在实施方式中,通过加热来完成将氮化镓预粘结到硅支架基片。可将预粘结加热步骤和用来从源晶片割开GaN薄膜的加热一起实施。如本领域普通技术人员所理解,理想地GaN晶片和支架基片之间的预粘结的粘结强度在割开GaN基片之前形成,且这种初始粘结足够牢固,从而能形成自始自终且在割开事件之后仍然粘附到基片的GaN膜。
在退火步骤中,加热中间粘结结构驱散了表面封端物质(NH2 -阴离子和NH3分子),并得到完全粘结的硅-氮化物界面。可使用例如烘箱,在400℃-1200℃的温度下实施中间粘结结构的退火,加热时间可为5-60分钟。
在热处理后的混合结构中,粘结的界面不含酰胺基自由基和氨,且不包括氧和含氧物质。使用所批露的方法制造的氮化镓-硅混合结构的示意图见图3。根据常规层转移工艺制造的比较性氮化镓-硅结构见图4。虽然比较性结构(图4)在氮化镓和硅之间包括氧化物层,但使用本发明的方法形成的氮化镓-硅混合结构不含这种界面氧化物层。
在形成氨处理的表面之前,可分别预清洁待粘结的晶片,以去除污染物,包括表面吸附的物质例如水、羟基,和天然的氧化物薄膜(在硅的情况下)。例如,在水性氟化氢中蚀刻,可用来从硅晶片去除SiO2天然氧化物。
氮化物晶片可包括氮化镓晶片。

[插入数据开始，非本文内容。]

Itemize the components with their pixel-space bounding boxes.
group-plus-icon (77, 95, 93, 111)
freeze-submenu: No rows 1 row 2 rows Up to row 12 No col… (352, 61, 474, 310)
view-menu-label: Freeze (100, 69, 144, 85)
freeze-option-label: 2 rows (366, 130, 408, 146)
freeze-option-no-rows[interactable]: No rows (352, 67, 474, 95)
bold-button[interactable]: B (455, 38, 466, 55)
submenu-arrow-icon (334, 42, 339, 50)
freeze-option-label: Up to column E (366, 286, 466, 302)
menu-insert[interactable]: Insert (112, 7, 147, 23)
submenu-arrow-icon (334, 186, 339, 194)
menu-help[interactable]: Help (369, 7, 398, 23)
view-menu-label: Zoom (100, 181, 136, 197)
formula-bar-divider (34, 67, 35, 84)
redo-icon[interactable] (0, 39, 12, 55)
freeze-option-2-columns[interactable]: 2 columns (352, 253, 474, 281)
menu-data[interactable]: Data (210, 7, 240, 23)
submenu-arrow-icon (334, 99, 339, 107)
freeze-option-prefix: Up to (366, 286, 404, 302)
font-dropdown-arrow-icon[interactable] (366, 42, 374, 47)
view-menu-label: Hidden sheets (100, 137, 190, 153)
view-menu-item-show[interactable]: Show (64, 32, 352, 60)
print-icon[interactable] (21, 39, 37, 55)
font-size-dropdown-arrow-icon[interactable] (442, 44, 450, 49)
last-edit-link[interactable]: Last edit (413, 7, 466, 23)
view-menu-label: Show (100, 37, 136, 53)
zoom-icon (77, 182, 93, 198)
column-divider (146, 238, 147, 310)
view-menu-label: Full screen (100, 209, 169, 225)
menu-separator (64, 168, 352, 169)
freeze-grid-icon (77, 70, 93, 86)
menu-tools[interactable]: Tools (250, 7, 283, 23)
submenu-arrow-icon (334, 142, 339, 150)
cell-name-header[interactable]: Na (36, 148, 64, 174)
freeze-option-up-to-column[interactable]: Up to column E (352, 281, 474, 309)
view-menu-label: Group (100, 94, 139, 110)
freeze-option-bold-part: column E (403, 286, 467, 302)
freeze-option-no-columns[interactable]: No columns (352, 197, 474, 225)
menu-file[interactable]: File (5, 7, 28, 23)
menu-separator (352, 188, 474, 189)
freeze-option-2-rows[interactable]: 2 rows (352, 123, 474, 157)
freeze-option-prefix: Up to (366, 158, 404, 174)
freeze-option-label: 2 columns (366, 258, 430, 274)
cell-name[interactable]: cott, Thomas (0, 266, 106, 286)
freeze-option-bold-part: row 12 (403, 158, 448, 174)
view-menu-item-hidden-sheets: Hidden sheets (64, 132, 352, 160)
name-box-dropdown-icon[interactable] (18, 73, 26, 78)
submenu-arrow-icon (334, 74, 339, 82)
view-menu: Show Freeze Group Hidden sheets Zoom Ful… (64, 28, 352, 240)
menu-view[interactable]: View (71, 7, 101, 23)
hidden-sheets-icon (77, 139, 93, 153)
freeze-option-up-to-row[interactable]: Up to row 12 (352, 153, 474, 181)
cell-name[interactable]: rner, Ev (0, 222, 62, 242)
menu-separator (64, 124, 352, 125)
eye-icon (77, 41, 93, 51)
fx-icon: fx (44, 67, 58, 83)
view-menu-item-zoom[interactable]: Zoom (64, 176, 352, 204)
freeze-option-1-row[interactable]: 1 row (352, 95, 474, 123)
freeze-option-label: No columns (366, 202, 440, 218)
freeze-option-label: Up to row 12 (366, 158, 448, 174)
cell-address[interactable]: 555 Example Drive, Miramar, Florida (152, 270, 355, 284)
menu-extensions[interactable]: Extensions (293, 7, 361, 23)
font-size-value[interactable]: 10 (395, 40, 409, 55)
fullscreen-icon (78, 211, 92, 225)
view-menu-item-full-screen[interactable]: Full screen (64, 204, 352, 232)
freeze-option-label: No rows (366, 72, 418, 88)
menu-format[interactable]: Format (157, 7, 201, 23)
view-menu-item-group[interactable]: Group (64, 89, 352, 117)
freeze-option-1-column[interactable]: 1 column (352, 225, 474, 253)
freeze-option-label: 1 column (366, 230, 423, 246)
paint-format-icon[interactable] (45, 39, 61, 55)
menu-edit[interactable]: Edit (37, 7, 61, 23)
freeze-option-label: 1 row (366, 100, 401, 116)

在下面的实施例中,显示了本发明的各种实施方式,将氮化镓晶片直接粘结到硅晶片。
实施例1
氮化镓(GaN)晶片是自立式的半透明基片,厚度为180微米且直径为2英寸。通过氢化物气相外延法(HVPE)来形成GaN晶片,且将待粘结的GaN表面预抛光到0.2纳米RMS的表面粗糙度。硅晶片是4英寸直径的最佳等级晶片(SEMI标准规格)。
首先,使用常规的RCA清洁来加工两晶片。为了除去天然氧化物,还在稀释的HF浴中淋洗硅晶片。
将清洁的晶片装载进入具有13.56MHz功率来源的反应性离子蚀刻车床(Technics800Micro-RIE)。向蚀刻车床提供氨作为加工气体,且提供氮气作为吹扫气体。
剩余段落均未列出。